Hellenic Pit is a deep-sea sanctuary of exclusive and endangered marine mammals, such as sperm whales, fin whales, Cuvier’s spruce whales, dolphins, Mediterranean monk seals and loggerhead turtles. In 2018, a hundred world-renowned environmental scientists and equipment wrote to Ask Athens to cancel trench exploration. Several aquatic species “in the Helenic well already face a number of direct and serious threats,” the experts wrote, which come with navigation noise, boat collisions, overpesca, plastic pollutants and climate change. .

Finally, herbal fuel is an incredibly bad investment at a time when fossil fuels are being removed from the market. Not only are the ‘green credentials’ of herbal fuel shredded, which can cause a political reaction to the fuel that would condemn it, but the coronavirus pandemic has also caused a drop in fuel value. Its record value, which is now sold even for less than coal energy, has backed demand, but not to a value that makes your business viable.

Extremely deep seabeds and long pipelines to the mainland make deep-sea fuel very expensive to extract and deliver. “Mediterranean fuel will have to locate markets in countries in the region where it can be delivered at low cost and where decarbonisation is not the case in government programmes,” jonathan Stern tells me of the Oxford Institute for Energy Studies in the UK.

“The export of fuel from the eastern Mediterranean to Europe did not even make industry at cost in 2017 and 2018,” when they were about twice as high as today, Stern said. “But now it’s out of the question. “

By the time the fuel from Hellenic Trench sites reached the pipelines, in the late 2020s or early 2030s, the price of carbon and other deterrents would particularly reduce revenue. .

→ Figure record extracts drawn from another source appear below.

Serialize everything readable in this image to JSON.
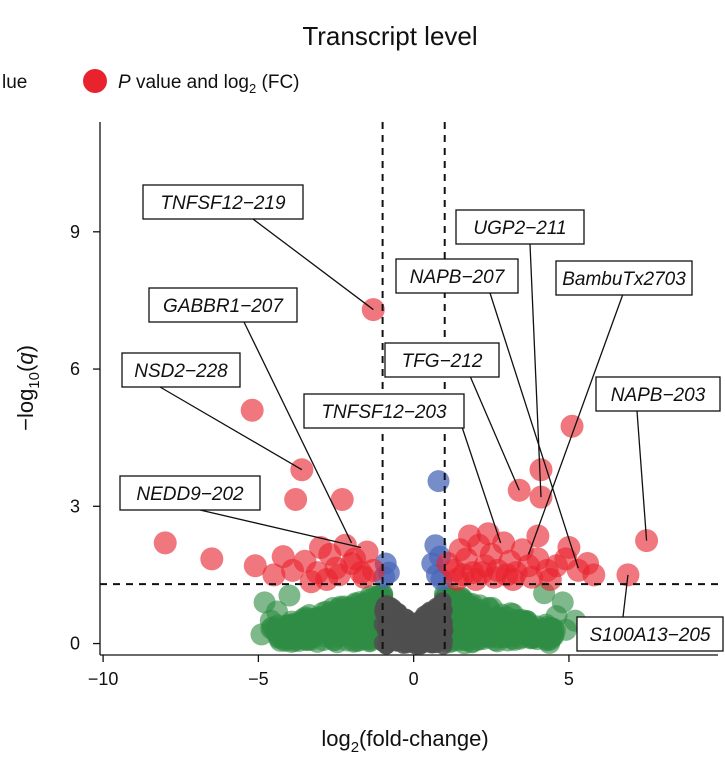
{
  "chart_data": {
    "type": "scatter",
    "title": "Transcript level",
    "xlabel_pre": "log",
    "xlabel_sub": "2",
    "xlabel_post": "(fold-change)",
    "ylabel_pre": "−log",
    "ylabel_sub": "10",
    "ylabel_open": "(",
    "ylabel_var": "q",
    "ylabel_close": ")",
    "xlim": [
      -10.1,
      9.8
    ],
    "ylim": [
      -0.25,
      11.4
    ],
    "xticks": [
      -10,
      -5,
      0,
      5
    ],
    "xtick_labels": [
      "−10",
      "−5",
      "0",
      "5"
    ],
    "yticks": [
      0,
      3,
      6,
      9
    ],
    "ytick_labels": [
      "0",
      "3",
      "6",
      "9"
    ],
    "fc_threshold": 1,
    "q_threshold": 1.3,
    "legend": [
      {
        "label_clipped": "lue",
        "color": "#e8232e"
      },
      {
        "label_pre": "P",
        "label_mid": " value and log",
        "label_sub": "2",
        "label_post": " (FC)",
        "color": "#e8232e"
      }
    ],
    "colors": {
      "red": "#e8232e",
      "blue": "#4a67b8",
      "green": "#2f8c43",
      "grey": "#4f4f4f"
    },
    "series": [
      {
        "name": "P value and log2 (FC)",
        "color": "#e8232e",
        "points": [
          [
            -1.3,
            7.3
          ],
          [
            -5.2,
            5.1
          ],
          [
            -3.6,
            3.8
          ],
          [
            -3.8,
            3.15
          ],
          [
            -2.3,
            3.15
          ],
          [
            -8,
            2.2
          ],
          [
            -6.5,
            1.85
          ],
          [
            -5.1,
            1.7
          ],
          [
            -4.2,
            1.9
          ],
          [
            -3.9,
            1.6
          ],
          [
            -3.5,
            1.8
          ],
          [
            -3.1,
            1.55
          ],
          [
            -2.7,
            1.95
          ],
          [
            -2.5,
            1.65
          ],
          [
            -2.2,
            2.15
          ],
          [
            -1.9,
            1.85
          ],
          [
            -1.7,
            1.55
          ],
          [
            -1.5,
            2.0
          ],
          [
            -1.3,
            1.6
          ],
          [
            -2.0,
            1.75
          ],
          [
            -3.0,
            2.1
          ],
          [
            -4.5,
            1.5
          ],
          [
            -2.8,
            1.4
          ],
          [
            -1.6,
            1.45
          ],
          [
            -3.3,
            1.35
          ],
          [
            -2.4,
            1.5
          ],
          [
            5.1,
            4.75
          ],
          [
            4.1,
            3.8
          ],
          [
            4.1,
            3.2
          ],
          [
            3.4,
            3.35
          ],
          [
            4.0,
            2.35
          ],
          [
            7.5,
            2.25
          ],
          [
            6.9,
            1.5
          ],
          [
            5.8,
            1.5
          ],
          [
            5.3,
            1.6
          ],
          [
            5.0,
            2.1
          ],
          [
            4.9,
            1.85
          ],
          [
            4.6,
            1.7
          ],
          [
            4.3,
            1.6
          ],
          [
            4.0,
            1.85
          ],
          [
            3.7,
            1.7
          ],
          [
            3.5,
            2.05
          ],
          [
            3.3,
            1.55
          ],
          [
            3.1,
            1.8
          ],
          [
            2.9,
            2.2
          ],
          [
            2.7,
            1.6
          ],
          [
            2.5,
            1.95
          ],
          [
            2.3,
            1.7
          ],
          [
            2.1,
            2.15
          ],
          [
            1.9,
            1.55
          ],
          [
            1.7,
            1.85
          ],
          [
            1.5,
            2.05
          ],
          [
            1.3,
            1.6
          ],
          [
            1.1,
            1.75
          ],
          [
            1.4,
            1.4
          ],
          [
            2.0,
            1.4
          ],
          [
            2.6,
            1.45
          ],
          [
            3.2,
            1.4
          ],
          [
            3.8,
            1.45
          ],
          [
            4.4,
            1.4
          ],
          [
            1.8,
            2.35
          ],
          [
            2.4,
            2.4
          ],
          [
            5.6,
            1.75
          ],
          [
            3.0,
            1.5
          ],
          [
            2.2,
            1.55
          ],
          [
            1.6,
            1.5
          ]
        ]
      },
      {
        "name": "P value",
        "color": "#4a67b8",
        "points": [
          [
            0.8,
            3.55
          ],
          [
            0.7,
            2.15
          ],
          [
            0.6,
            1.75
          ],
          [
            0.75,
            1.5
          ],
          [
            -0.9,
            1.75
          ],
          [
            -0.95,
            1.45
          ],
          [
            -0.8,
            1.55
          ],
          [
            0.85,
            1.9
          ],
          [
            0.9,
            1.4
          ]
        ]
      }
    ],
    "annotations": [
      {
        "text": "TNFSF12−219",
        "x": -1.3,
        "y": 7.3
      },
      {
        "text": "GABBR1−207",
        "x": -2.0,
        "y": 2.2
      },
      {
        "text": "NSD2−228",
        "x": -3.6,
        "y": 3.8
      },
      {
        "text": "NEDD9−202",
        "x": -1.7,
        "y": 2.1
      },
      {
        "text": "UGP2−211",
        "x": 4.1,
        "y": 3.2
      },
      {
        "text": "NAPB−207",
        "x": 5.3,
        "y": 1.65
      },
      {
        "text": "BambuTx2703",
        "x": 3.7,
        "y": 1.95
      },
      {
        "text": "TFG−212",
        "x": 3.4,
        "y": 3.35
      },
      {
        "text": "TNFSF12−203",
        "x": 2.8,
        "y": 2.2
      },
      {
        "text": "NAPB−203",
        "x": 7.5,
        "y": 2.25
      },
      {
        "text": "S100A13−205",
        "x": 6.9,
        "y": 1.5
      }
    ]
  }
}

“These wells will be orphaned,” said Toby Couture of Berlin-based consultancy E3 Analytics, “and the public budget will control cleaning and overhaul prices. “

Eastern Mediterranean countries have earned the proposals of the world’s largest oil giants, such as Chevron, Exxon Mobil, Spain’s Repsol and French conglomerate Total, all of which have been for new opportunities since they were prevented from drilling elsewhere. The player in the global fuel market might seem tempting to political leaders in the region, but it is illusory.

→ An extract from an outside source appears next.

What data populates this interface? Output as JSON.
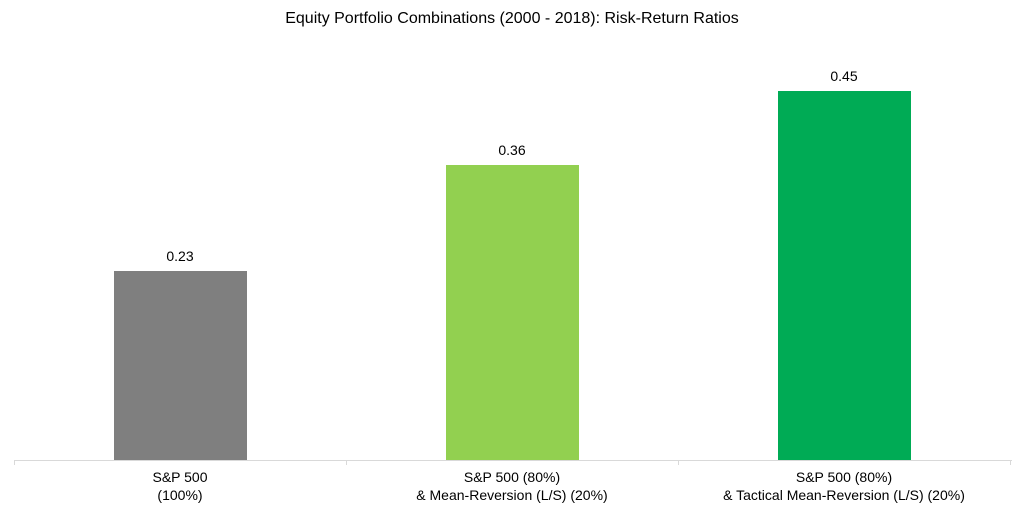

The EU can play a constructive role in the clash between Greece and Turkey by helping the three sides to demand a moratorium (20 for one or two years in the first place) in exploring and concentrating on renewable energy. Greece, Cyprus and Turkey have incredibly favourable situations for blank energy production, which deserve to exploit, with as much EU help as possible, that fighting in fuel fields that will only pose unrest in the coming years.